Comment se fait-elle missionnaire ? Étant un témoignage privilégié de la façon dont la foi chrétienne s’incarne dans une culture, la piété populaire est faite de gestes, de signes, de paroles ; elle implique le corps. Ce n’est pas anodin. C’est essentiellement par le corps qu’on entre dans une manifestation de la piété populaire. Il y a une sorte d’immédiateté de la participation parce qu’il suffit d’être là et de s’associer aux gestes posés : on marche, on porte une statue, un cierge, on chante des refrains. À travers ces gestes simples on est subitement inclus dans une communauté qui chante, qui processionne, qui confesse sa foi ; et cela par la médiation du corps. Voilà la force de la piété populaire. Elle est entraînante. Mais c’est le peuple qui entraîne ceux qui s’y joignent. C’est une évangélisation du peuple par lui-même sous la conduite du Saint-Esprit.

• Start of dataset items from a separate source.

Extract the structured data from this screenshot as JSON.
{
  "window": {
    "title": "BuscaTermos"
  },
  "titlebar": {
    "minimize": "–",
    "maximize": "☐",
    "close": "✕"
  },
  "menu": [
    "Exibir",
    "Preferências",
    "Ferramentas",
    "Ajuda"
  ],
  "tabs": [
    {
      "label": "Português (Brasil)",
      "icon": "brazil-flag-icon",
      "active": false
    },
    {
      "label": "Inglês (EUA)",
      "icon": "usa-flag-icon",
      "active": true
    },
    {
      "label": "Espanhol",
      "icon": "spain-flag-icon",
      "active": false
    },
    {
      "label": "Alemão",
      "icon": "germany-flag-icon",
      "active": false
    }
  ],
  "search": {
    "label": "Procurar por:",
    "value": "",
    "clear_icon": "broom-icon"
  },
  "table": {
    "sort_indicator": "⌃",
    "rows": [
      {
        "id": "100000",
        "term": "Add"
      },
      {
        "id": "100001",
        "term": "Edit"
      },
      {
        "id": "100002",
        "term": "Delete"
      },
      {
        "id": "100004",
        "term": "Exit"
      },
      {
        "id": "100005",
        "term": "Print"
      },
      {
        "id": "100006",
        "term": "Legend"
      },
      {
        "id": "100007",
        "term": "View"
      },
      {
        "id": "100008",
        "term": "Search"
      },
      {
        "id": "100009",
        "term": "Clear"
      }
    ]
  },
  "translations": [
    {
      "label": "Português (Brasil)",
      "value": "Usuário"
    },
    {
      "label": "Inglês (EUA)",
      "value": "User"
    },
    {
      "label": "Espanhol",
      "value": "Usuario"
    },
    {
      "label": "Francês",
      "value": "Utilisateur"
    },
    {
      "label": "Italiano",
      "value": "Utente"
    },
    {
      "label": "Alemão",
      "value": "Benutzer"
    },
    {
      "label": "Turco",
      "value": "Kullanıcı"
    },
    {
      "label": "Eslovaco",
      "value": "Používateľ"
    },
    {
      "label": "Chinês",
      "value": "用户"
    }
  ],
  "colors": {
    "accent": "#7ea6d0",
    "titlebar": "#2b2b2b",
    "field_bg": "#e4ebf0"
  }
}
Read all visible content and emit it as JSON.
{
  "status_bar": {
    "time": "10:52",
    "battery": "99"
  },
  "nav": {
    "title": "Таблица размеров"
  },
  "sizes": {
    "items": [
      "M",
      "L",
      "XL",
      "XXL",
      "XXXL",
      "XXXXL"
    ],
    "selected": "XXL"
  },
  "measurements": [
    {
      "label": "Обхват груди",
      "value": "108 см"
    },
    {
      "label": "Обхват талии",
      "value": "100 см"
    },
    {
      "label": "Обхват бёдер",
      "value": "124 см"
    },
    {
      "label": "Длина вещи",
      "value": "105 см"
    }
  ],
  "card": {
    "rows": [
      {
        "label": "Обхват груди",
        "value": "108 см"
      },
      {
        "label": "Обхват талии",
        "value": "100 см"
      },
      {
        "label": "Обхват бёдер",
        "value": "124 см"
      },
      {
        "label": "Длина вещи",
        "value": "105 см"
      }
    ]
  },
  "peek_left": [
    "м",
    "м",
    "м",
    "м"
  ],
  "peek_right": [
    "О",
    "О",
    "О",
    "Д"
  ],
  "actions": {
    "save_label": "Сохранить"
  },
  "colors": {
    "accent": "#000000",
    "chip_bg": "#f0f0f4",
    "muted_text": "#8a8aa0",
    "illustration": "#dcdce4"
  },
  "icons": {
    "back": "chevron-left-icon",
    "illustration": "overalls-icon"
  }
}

Les évêques d’Amérique Latine écrivaient à Aparecida en 2007 : "Le fait de marcher ensemble vers les sanctuaires, et de participer à d’autres manifestations de piété populaire, en amenant aussi les enfants ou en invitant d’autres personnes, est en soi-même un geste évangélisateur par lequel le peuple chrétien s’évangélise lui-même et accomplit la vocation missionnaire de l’Église" (Document d’Aparecida, 13-31 mais 2007, n. 264).
Une porte d’entrée dans la foi
C’est ainsi que la piété populaire est également une porte d’entrée dans la foi pour ceux qui cherchent du sens, pour ceux qui traversent des épreuves, pour ceux qui sont seuls. Le langage de la piété populaire est facilement accessible. Il est la voie d’une première annonce ou d’un retour à la foi, d’un retour à la vie chrétienne, à une pratique plus régulière. Dans une Lettre apostolique du 19 mars 2016, le pape François affirmait que la pastorale populaire est un des rares espaces où le peuple et les pasteurs de l’Église se retrouvent avec le Saint-Esprit sans chercher à contrôler l’action de Dieu sur eux, précisément parce qu’il y a une sorte de liberté qui jaillit du peuple chrétien pour exprimer sa foi, la mettre en pratique, l’incarner dans la culture avec ses mots, ses gestes, son calendrier, ses chants, sa musique, ses vêtements, ses bannières… Les expressions de la piété populaire ne sont pas d’abord organisées d’en-haut ; elles ne sont pas le fruit d’un projet pastoral. Elles jaillissent comme d’un besoin spontané du cœur et du corps pour rendre à Dieu le culte qui lui est dû (Rm 12, 1), pour répondre à ses appels.